Pipeline Originality: This metric gives a higher score to patents whose prior art comes from a variety of technologies (as defined by patent classifications), rather than from the same narrow technology. It is based on the idea that incremental inventions tend to reference prior art from a single technology, whereas radical new inventions often combine two or more technologies to create a new patent. Like Pipeline Growth and Pipeline Impact, Pipeline Originality is normalized by year and technology and has an expected value of 1.0. Organizations with a Pipeline Originality value greater than 1.0 have patents that tend to reference a broad range of prior art and are thus regarded as more likely to be original. Organizations with a Pipeline Originality value less than 1.0, meanwhile, have patents that tend to reference a narrower range of prior art and hence may be less original.
Pipeline Generality: Pipeline Generality is similar to Pipeline Originality but is based on subsequent citing patents, rather than prior art references.
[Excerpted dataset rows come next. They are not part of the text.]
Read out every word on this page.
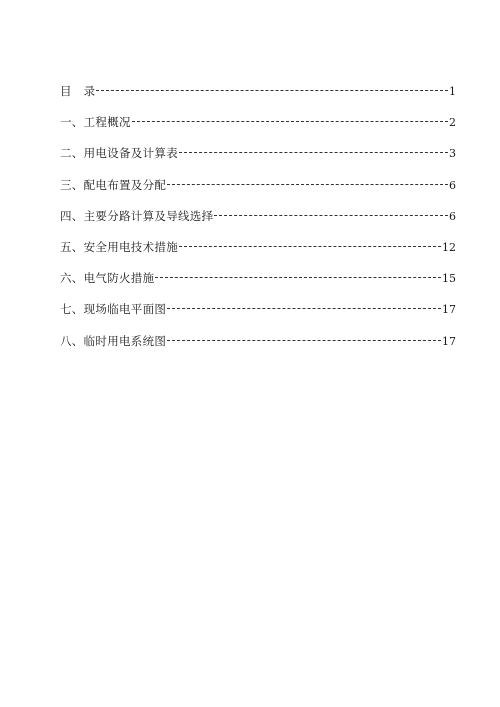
目　录	1
一、工程概况	2
二、用电设备及计算表	3
三、配电布置及分配	6
四、主要分路计算及导线选择	6
五、安全用电技术措施	12
六、电气防火措施	15
七、现场临电平面图	17
八、临时用电系统图	17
Specifically, patents cited by subsequent patents from numerous technologies (as defined by patent classifications) are regarded as more general than those that are cited only by patents from a single technology. Pipeline Generality is again normalized by age and technology and has an expected value of 1.0. Values of greater than 1.0 suggest that an organization’s patents are more generally applicable than peer patents, while values less than 1.0 suggest that an organization’s patents have relatively narrow applicability relative to their peers. Pipeline Generality is capped at 5.0.